Monday, 24 February 2014

Towards the End at Warwick


Janis’s Hyacinth in Bloom


We begin what is always scheduled every year, by date anyway, to be the last week of our Winter stay in Warwick. At the beginning of November, after we arrive here, we inevitably say (every time) “We’re here now till the end of February when we hope to start our next cruise.”

But after four years of making this presumptuous preamble, we have yet to leave on, or even around the first day of March. There is always something that holds us up; like the weather being too bad (you can’t expect great things from us ‘fair weather’ sailors after all!) or Janis isn’t expected back from her travels abroad till March (These New Zealanders can’t cope at all well with our Northern Winters you know!) or the canal authorities have blocked us in at both ends by having lock gates out of commission; they are behind with their work schedule. In which case perhaps I should admit rather retrospectively that we in this country don’t appear to cope very well with our Northern Winters either.

But this year we have been very lucky with the elements so far; here in Warwick we have experienced none of the extreme weather that has plagued other parts of the country so dreadfully and in the four months, I have awoken in the morning to two mild frosts only.

With the air temperature now well up into double figures, there is no reason why this should hold us up at the weekend. Janis is due back from Sri Lanka on Friday and as far as we can tell there is no work going on along the Grand Union Canal to the immediate north of us. So it occurs to me that nothing can possibly hold us up this time and we should leave, with very little anxiety, at the weekend.

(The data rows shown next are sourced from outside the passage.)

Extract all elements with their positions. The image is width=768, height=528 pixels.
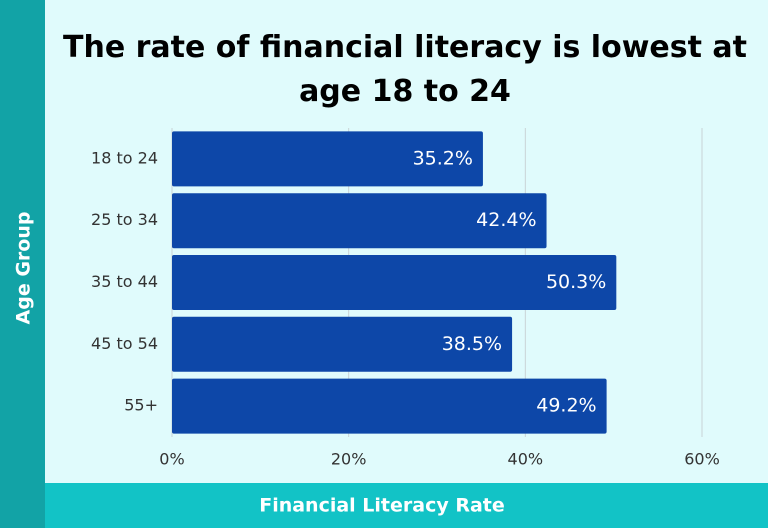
x-tick-label: 40% <box>508 450 544 469</box>
x-tick-label: 60% <box>684 450 720 469</box>
bar <box>172 131 483 187</box>
value-label: 50.3% <box>546 271 606 293</box>
left-band <box>0 0 45 528</box>
y-tick-label: 35 to 44 <box>91 272 158 291</box>
x-tick-label: 0% <box>159 450 184 469</box>
x-tick-label: 20% <box>331 450 367 469</box>
value-label: 38.5% <box>442 333 502 355</box>
y-tick-label: 25 to 34 <box>91 210 158 229</box>
y-tick-label: 55+ <box>124 396 158 415</box>
bottom-band <box>45 483 768 528</box>
bar <box>172 316 513 372</box>
bar <box>172 193 547 249</box>
y-axis-title: Age Group <box>13 212 35 325</box>
chart-title: The rate of financial literacy is lowest… <box>63 30 747 109</box>
y-tick-label: 45 to 54 <box>91 334 158 353</box>
bar <box>172 378 607 434</box>
value-label: 35.2% <box>413 147 473 169</box>
value-label: 42.4% <box>476 209 536 231</box>
y-tick-label: 18 to 24 <box>91 148 158 167</box>
x-axis-title: Financial Literacy Rate <box>259 495 505 517</box>
value-label: 49.2% <box>536 395 596 417</box>
bar <box>172 255 617 310</box>
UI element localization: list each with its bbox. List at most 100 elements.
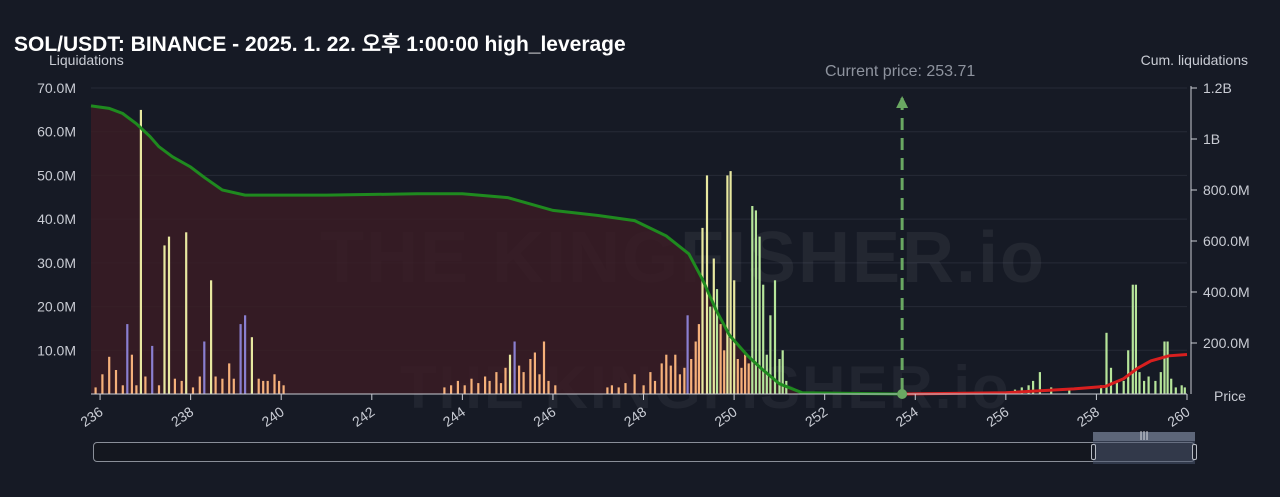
liquidation-bar	[751, 206, 754, 394]
liquidation-bar	[547, 380, 550, 394]
liquidation-bar	[262, 380, 265, 394]
liquidation-bar	[508, 354, 512, 394]
liquidation-bar	[624, 383, 627, 394]
liquidation-bar	[139, 109, 142, 395]
liquidation-bar	[554, 385, 557, 394]
liquidation-bar	[1159, 372, 1162, 394]
liquidation-bar	[1105, 332, 1108, 394]
range-handle-left[interactable]	[1091, 444, 1096, 460]
liquidation-bar	[180, 380, 183, 394]
liquidation-bar	[250, 337, 253, 394]
liquidation-bar	[1032, 380, 1035, 394]
liquidation-bar	[513, 341, 516, 394]
liquidation-bar	[144, 376, 147, 394]
liquidation-bar	[665, 354, 668, 394]
liquidation-bar	[1027, 385, 1030, 394]
liquidation-bar	[167, 236, 171, 394]
liquidation-bar	[694, 341, 697, 394]
liquidation-bar	[278, 380, 281, 394]
cum-short-line	[90, 104, 903, 396]
liquidation-bar	[477, 383, 480, 394]
liquidation-bar	[633, 374, 636, 394]
liquidation-bar	[1068, 389, 1071, 394]
liquidation-bar	[740, 367, 743, 394]
liquidation-bar	[683, 367, 686, 394]
liquidation-bar	[533, 352, 536, 394]
right-axis-title: Cum. liquidations	[1140, 52, 1248, 68]
liquidation-bar	[130, 354, 133, 394]
liquidation-bar	[709, 306, 712, 394]
right-tick-label: 1B	[1203, 131, 1220, 147]
liquidation-bar	[736, 359, 739, 394]
right-tick-label: 600.0M	[1203, 233, 1250, 249]
liquidation-bar	[239, 324, 242, 394]
liquidation-bar	[257, 378, 260, 394]
liquidation-bar	[781, 350, 784, 394]
liquidation-bar	[157, 385, 161, 394]
liquidation-bar	[499, 383, 503, 394]
grip-icon[interactable]: |||	[1139, 431, 1149, 441]
liquidation-bar	[705, 175, 709, 394]
liquidation-bar	[1127, 350, 1130, 394]
liquidation-bar	[733, 280, 736, 394]
liquidation-bar	[121, 385, 124, 394]
liquidation-bar	[697, 324, 700, 394]
liquidation-bar	[504, 367, 507, 394]
liquidation-bar	[1163, 341, 1166, 394]
price-axis-title: Price	[1214, 388, 1246, 404]
liquidation-bar	[754, 210, 757, 394]
liquidation-bar	[669, 365, 672, 394]
x-tick-label: 258	[1074, 403, 1102, 430]
liquidation-bar	[686, 315, 689, 394]
right-tick-label: 400.0M	[1203, 284, 1250, 300]
current-price-marker	[896, 96, 909, 399]
current-price-arrow-icon	[896, 96, 909, 108]
liquidation-bar	[610, 385, 613, 394]
liquidation-bar	[173, 378, 176, 394]
range-handle-right[interactable]	[1192, 444, 1197, 460]
liquidation-bar	[518, 365, 521, 394]
liquidation-bar	[221, 378, 224, 394]
liquidation-bar	[463, 385, 466, 394]
liquidation-bar	[642, 385, 645, 394]
cum-long-line	[902, 353, 1188, 396]
range-navigator-window[interactable]	[1093, 432, 1195, 464]
liquidation-bar	[1174, 387, 1177, 394]
liquidation-bar	[653, 380, 657, 394]
liquidation-bar	[1038, 372, 1041, 394]
liquidation-bar	[114, 370, 118, 394]
liquidation-bar	[1154, 380, 1157, 394]
liquidation-bar	[690, 359, 693, 394]
liquidation-bar	[522, 372, 525, 394]
current-price-label: Current price: 253.71	[825, 63, 976, 80]
cum-short-area	[91, 105, 903, 395]
liquidation-bar	[762, 284, 765, 394]
liquidation-bar	[282, 385, 285, 394]
liquidation-bar	[135, 385, 138, 394]
right-tick-label: 800.0M	[1203, 182, 1250, 198]
left-axis-title: Liquidations	[49, 52, 124, 68]
liquidation-bar	[678, 374, 681, 394]
liquidation-bar	[617, 387, 620, 394]
left-tick-label: 30.0M	[37, 255, 76, 271]
liquidation-bar	[1147, 376, 1150, 394]
liquidation-bar	[712, 258, 715, 394]
right-tick-label: 1.2B	[1203, 80, 1232, 96]
liquidation-bar	[203, 341, 206, 394]
liquidation-bar	[660, 363, 663, 394]
liquidation-bar	[1170, 378, 1173, 394]
liquidation-bar	[108, 356, 111, 394]
liquidation-bar	[443, 387, 446, 394]
liquidation-bar	[1134, 284, 1137, 394]
liquidation-bar	[529, 359, 532, 394]
liquidation-bar	[1180, 385, 1183, 394]
liquidation-bar	[1122, 380, 1125, 394]
liquidation-bar	[244, 315, 247, 394]
left-tick-label: 70.0M	[37, 80, 76, 96]
liquidation-bar	[1100, 385, 1103, 394]
liquidation-bar	[214, 376, 217, 394]
liquidation-bar	[495, 372, 498, 394]
liquidation-bar	[1109, 367, 1113, 394]
liquidation-chart: THE KINGFISHER.io THE KINGFISHER.io 70.0…	[37, 80, 1250, 430]
range-navigator[interactable]	[93, 442, 1195, 462]
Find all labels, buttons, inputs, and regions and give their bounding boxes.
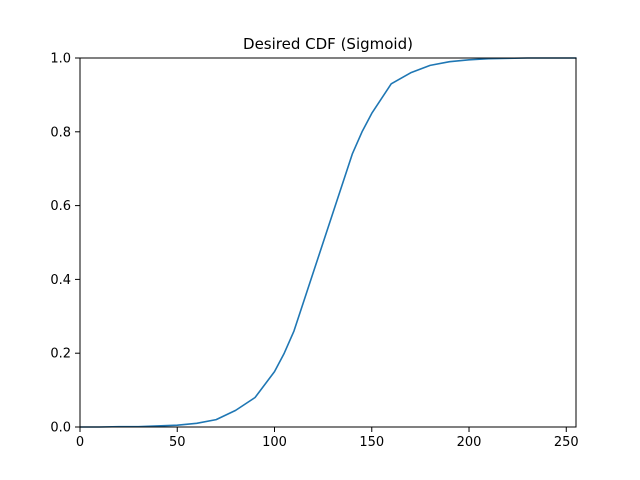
plot-area <box>79 57 577 428</box>
x-tick-label: 0 <box>76 435 84 450</box>
x-axis: 0 50 100 150 200 250 <box>76 427 579 450</box>
y-tick-label: 0.6 <box>50 199 71 214</box>
y-tick-label: 0.2 <box>50 347 71 362</box>
x-tick-label: 50 <box>169 435 186 450</box>
y-axis: 0.0 0.2 0.4 0.6 0.8 1.0 <box>50 52 80 436</box>
x-tick-label: 200 <box>457 435 482 450</box>
y-tick-label: 0.0 <box>50 421 71 436</box>
y-tick-label: 0.8 <box>50 125 71 140</box>
x-tick-label: 250 <box>554 435 579 450</box>
x-tick-label: 150 <box>359 435 384 450</box>
chart-title: Desired CDF (Sigmoid) <box>243 35 413 53</box>
x-tick-label: 100 <box>262 435 287 450</box>
y-tick-label: 1.0 <box>50 52 71 67</box>
y-tick-label: 0.4 <box>50 273 71 288</box>
series-line-0 <box>79 57 577 428</box>
axes-frame <box>79 57 577 428</box>
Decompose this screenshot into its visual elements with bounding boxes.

I have a visitor due to join me for the passage up through the Hatton Flight of twenty one locks and when I made the original arrangement with the lady, because of what I have mentioned above, I told her to be prepared to leave at very short notice. But it seems my notice was not long enough when I phoned recently to tell her we were off at the weekend.

“Oh dear!” she  said sadly. “ I’m scheduled to work then. Is there any chance of putting off the departure till sometime in the following week?”

So here we go again. The coincidence is uncanny isn’t it? Our departure is on 3rd March at the earliest. But actually the delay will give Janis, having only arrived back on Friday, time to get fully acclimatised to our UK Spring (bless her!)


Winter Pansy


On Thursday last I had a pleasant surprise in a phone call from my younger son Alex to ask if he could visit and stay the night aboard. It was only to be a fleeting visit as he had family commitments to attend to at home in Wiltshire the following day.

Of course I said yes and he arrived by train later in the afternoon. I took him out to a swish meal that evening at an equally swish place (well, some call Wetherspoons that anyway) where we enjoyed their ‘Curry Club’ menu, which as always was delicious. The following day, before he caught the train home in the afternoon, we walked around Warwick in the wonderful low but bright sunshine, and I showed him all the lively places of interest in and around the town (other than Wetherspoons!). It was a sheer pleasure to see him again.


Vivid Sunset in a rain shower behind Warwick Castle


Sunset over St Nicholas Park to tell us it’s all over


The next day, Saturday, dawned fine and sunny again as I set off to catch the train to Oxford and then the bus from the railway station to Abingdon. ‘Futurest’ and ‘Roots and Wings' had visited there last Summer so with time to spare till I was due to attend a recital at St Nicholas’s Church in the Market Place, I wandered down to the River Thames, across the medieval bridge with the ‘Nags Head’ pub on an island in the middle and noted that the waters were high and flowing fast around the bridge buttresses. It was so different from just a few months ago, when all had been quiet and somnolent.

The recital was one given by my elder son Rupert on the piano with two lady friends; one played the flute and the second was a professional opera singer.


St Nicholas Church, Abingdon


The Concert Flyer


Rupert began the proceedings by playing Debussy's First Arabesque without a flaw as far as I could tell, magnificently and then till the tea interval he accompanied Fleur on her well accomplished flute. This lady also played the piano afterwards for her friend Frances who sang with a strong and very lyrical Soprano voice. I was sad when it all had to end. 

All my family were there to give their brother support which was lovely. E-J  with her husband Steve and son George and I was most surprised to see Alex too with his wife Catherine and nearly two year old daughter Penny. It was the latter’s first ever concert experience and she behaved beautifully as if she was enjoying it all. On the Friday when he had visited me he thought he would not be able to make the journey as his car was in dock and he was doubtful whether he would have it back in time so it was wonderful to see him.

Afterwards the whole family went to the local branch of Ask and enjoyed a pizza each before setting off on our individual and yet lonely ways home after such a beautiful day.